Image and Narrative contributed by Mimansa Sharma, Jammu, Jammu & Kashmir
This is a photograph of my paternal grandfather Bakshi Mela Ram, son of Brinda Ban and Paiya Devi, and a brother to six siblings. My family believes that it was photographed in the late 1950s when he was posted in Poona (now Pune) in Maharastra, serving the Indian Army.
My grandfather belonged to a large family that was traditionally a land owning class and keepers of the crown’s land under the Dogra kings. After his matriculation he moved from his village Kalyal Bainsi (in distt. Mirpur, now Pakistan territory of Jammu) to Jammu city (now in Indian territory) to earn a living as a teacher. But his life was to witness a different plan, when his cousin filled out a form for him to enlist in army.
On getting enlisted, at the age of 21 in 1941, Bakshi Mela Ram was to prepare for a posting in Iraq as Lance Naik in the Army Supply Corps and serve in the World War II. But his training in the southern India military city of Bangalore was cut short, as there was a sudden call for them to leave for the war immediately. This was his first on ground assignment after joining the army, and he was extremely nervous. My grandfather’s mother was terribly anxious about him going abroad during a wartime situation and had in fact already begun mourning for him, but what she or my grandfather Bakshi Mela Ram didn’t know was the good news that the war was going to bring for the family. A ‘gain’, instead of a ‘loss’.
Based in Iraq as an in-charge corporal of receiving war supplies from Palestine, Bakshi Mela Ram on one occasion noticed a signature on the document attached to a consignment. The signature was of a corporal in-charge at the other end, sending the supply from Palestine and to my grandfather, an instantly familiar one – it was of a person that he, and his family had known and had long thought to be dead. Obviously, my grandfather was puzzled, and scratched his head in disbelief, but to quell his doubts requested the delivery corporal bearing the document, to inquire and confirm the name of the signatory without letting the person-in-question know.
Thus began an eager wait of several days for the next consignment to arrive. When the delivery corporal arrived with consignment in tow, he confirmed my grandfather’s query. The man on the other side of the consignment was indeed his long lost nephew, the son of his eldest sister, Kasturi Lal Datta who had gone missing from the village some five years ago. Kasturi was considered to be a trouble maker, and his notoriety and mischievousness had often gotten him at odds with family members on multiple occasions – usually leading up to him being beaten up. On one such occasion, he fled from home, crossed the Jhelum river and was never heard from again. For five years, the family was in complete dark about his whereabouts, and they made peace with the idea of deeming him dead.

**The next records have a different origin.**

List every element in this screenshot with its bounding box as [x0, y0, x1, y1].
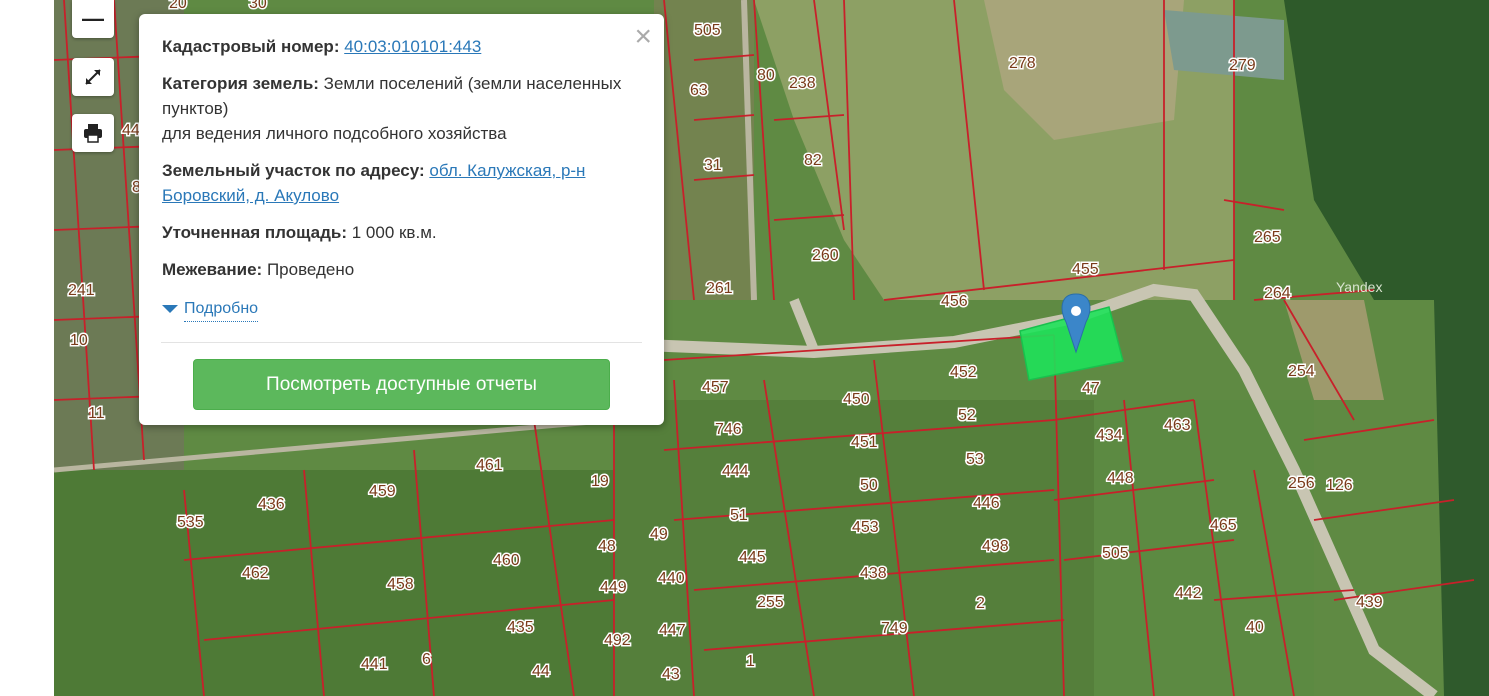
plot-number-label: 441 [361, 656, 388, 673]
cadastral-number-row: Кадастровый номер: 40:03:010101:443 [162, 34, 642, 59]
plot-number-label: 43 [662, 666, 680, 683]
zoom-out-button[interactable]: — [72, 0, 114, 38]
plot-number-label: 448 [1107, 470, 1134, 487]
plot-number-label: 31 [704, 157, 722, 174]
address-row: Земельный участок по адресу: обл. Калужс… [162, 158, 642, 208]
plot-number-label: 254 [1288, 363, 1315, 380]
plot-number-label: 449 [600, 579, 627, 596]
plot-number-label: 260 [812, 247, 839, 264]
plot-number-label: 457 [702, 379, 729, 396]
plot-number-label: 63 [690, 82, 708, 99]
plot-number-label: 452 [950, 364, 977, 381]
plot-number-label: 440 [658, 570, 685, 587]
plot-number-label: 455 [1072, 261, 1099, 278]
triangle-down-icon [162, 305, 178, 313]
land-category-label: Категория земель: [162, 74, 319, 93]
plot-number-label: 53 [966, 451, 984, 468]
cadastral-number-label: Кадастровый номер: [162, 37, 340, 56]
plot-number-label: 462 [242, 565, 269, 582]
plot-number-label: 442 [1175, 585, 1202, 602]
plot-number-label: 436 [258, 496, 285, 513]
plot-number-label: 40 [1246, 619, 1264, 636]
plot-number-label: 434 [1096, 427, 1123, 444]
area-row: Уточненная площадь: 1 000 кв.м. [162, 220, 642, 245]
survey-label: Межевание: [162, 260, 263, 279]
plot-number-label: 451 [851, 434, 878, 451]
plot-number-label: 445 [739, 549, 766, 566]
divider [161, 342, 642, 343]
plot-number-label: 48 [598, 538, 616, 555]
plot-number-label: 44 [532, 663, 550, 680]
plot-number-label: 461 [476, 457, 503, 474]
plot-number-label: 241 [68, 282, 95, 299]
plot-number-label: 6 [422, 651, 431, 668]
plot-number-label: 50 [860, 477, 878, 494]
plot-number-label: 458 [387, 576, 414, 593]
view-reports-button[interactable]: Посмотреть доступные отчеты [193, 359, 610, 410]
plot-number-label: 11 [88, 405, 105, 422]
map-attribution: Yandex [1336, 279, 1382, 295]
plot-number-label: 278 [1009, 55, 1036, 72]
plot-number-label: 265 [1254, 229, 1281, 246]
plot-number-label: 498 [982, 538, 1009, 555]
plot-number-label: 450 [843, 391, 870, 408]
plot-number-label: 80 [757, 67, 775, 84]
survey-value: Проведено [266, 260, 355, 279]
land-category-row: Категория земель: Земли поселений (земли… [162, 71, 642, 146]
plot-number-label: 446 [973, 495, 1000, 512]
plot-number-label: 51 [730, 507, 748, 524]
plot-number-label: 279 [1229, 57, 1256, 74]
plot-number-label: 82 [804, 152, 822, 169]
area-value: 1 000 кв.м. [351, 223, 437, 242]
plot-number-label: 44 [122, 122, 140, 139]
survey-row: Межевание: Проведено [162, 257, 642, 282]
minus-icon: — [82, 6, 104, 31]
details-link[interactable]: Подробно [184, 296, 259, 322]
details-toggle[interactable]: Подробно [162, 296, 642, 322]
plot-number-label: 256 [1288, 475, 1315, 492]
area-label: Уточненная площадь: [162, 223, 347, 242]
plot-number-label: 435 [507, 619, 534, 636]
plot-number-label: 47 [1082, 380, 1100, 397]
plot-number-label: 460 [493, 552, 520, 569]
plot-number-label: 465 [1210, 517, 1237, 534]
plot-number-label: 52 [958, 407, 976, 424]
plot-number-label: 438 [860, 565, 887, 582]
fullscreen-button[interactable] [72, 58, 114, 96]
plot-number-label: 19 [591, 473, 609, 490]
cadastral-number-link[interactable]: 40:03:010101:443 [344, 37, 481, 56]
plot-number-label: 439 [1356, 594, 1383, 611]
printer-icon [84, 124, 102, 143]
plot-number-label: 30 [249, 0, 267, 12]
plot-number-label: 238 [789, 75, 816, 92]
plot-number-label: 535 [177, 514, 204, 531]
plot-number-label: 505 [694, 22, 721, 39]
plot-number-label: 255 [757, 594, 784, 611]
plot-number-label: 749 [881, 620, 908, 637]
plot-number-label: 126 [1326, 477, 1353, 494]
plot-number-label: 463 [1164, 417, 1191, 434]
plot-number-label: 459 [369, 483, 396, 500]
print-button[interactable] [72, 114, 114, 152]
plot-number-label: 456 [941, 293, 968, 310]
plot-number-label: 20 [169, 0, 187, 12]
plot-number-label: 505 [1102, 545, 1129, 562]
plot-number-label: 492 [604, 632, 631, 649]
plot-number-label: 10 [70, 332, 88, 349]
plot-number-label: 264 [1264, 285, 1291, 302]
plot-number-label: 746 [715, 421, 742, 438]
expand-icon [85, 69, 101, 85]
address-label: Земельный участок по адресу: [162, 161, 425, 180]
plot-number-label: 453 [852, 519, 879, 536]
plot-number-label: 261 [706, 280, 733, 297]
plot-number-label: 2 [976, 595, 985, 612]
plot-number-label: 447 [659, 622, 686, 639]
plot-number-label: 444 [722, 463, 749, 480]
plot-number-label: 1 [746, 653, 755, 670]
cadastral-popup: × Кадастровый номер: 40:03:010101:443 Ка… [139, 14, 664, 425]
plot-number-label: 49 [650, 526, 668, 543]
close-icon[interactable]: × [634, 22, 652, 52]
land-use-value: для ведения личного подсобного хозяйства [162, 124, 507, 143]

Bakshi Mela Ram travelled to Palestine to see his nephew Kasturi Lal, and after a long conversation, all of their differences were reconciled. A letter was sent back home to the family conveying that Kasturi was alive and serving the army. The family was overjoyed.
But the ordeal of separation between Kasturi and our family was not about to end just yet. The families were torn apart again during India Pakistan partition in 1947, with nephew and uncle, Kasturi and Bakshi Mela Ram in the newly formed India serving their postings and other family members of still in Mirpur that had been enveloped into Pakistan territory . While a few family members managed to cross over from Pakistan and find refuge in India in refugee camps, some died on the way and some were stranded in Mirpur. The ones who remained, eventually decided to convert to Islam to protect themselves from violent attacks, as was advised by their village men. Nonetheless, it was not until 1950 that 18 of the stranded family members in Mirpur eventually managed to reach India.
After a decade of separations, moving between Delhi Cantt and Amritsar Camp, caused by bureaucratic lapses, voluntary decisions, army duties, or even reasons beyond them, the final union for the family occurred in 1950. The union however did not mean that everyone stayed together hereafter, but that they were no longer in a now “foreign” land that they once called home. Several of the family members relocated to other towns and cities and found jobs. Many remained uncomfortable and distant because of the traumas, violence and choices they had had to suffer, except for occasional meet ups.
Later, some family members, including Bakshi Mela Ram and Kasturi Lal Dutta received ex-gratia relief in the form of land in village Supwal, Distt. Samba, Jammu and Kashmir. Bakshi Mela Ram continued to serve in the Army till 1969, amounting to 28 years of service. Kasturi Lal Datta took a voluntary retirement and left the army before his service was to end – he too made a home in Supwal. He, in fact, looked after all the land until Bakshi Mela Ram could take charge of his while in service. Kasturi also took up various jobs, including supervision of fruit supplies to the local mandi (market). The next generation in the family saw some members in the Defence services. My father, on the other hand, worked for a PSU and I am a History student.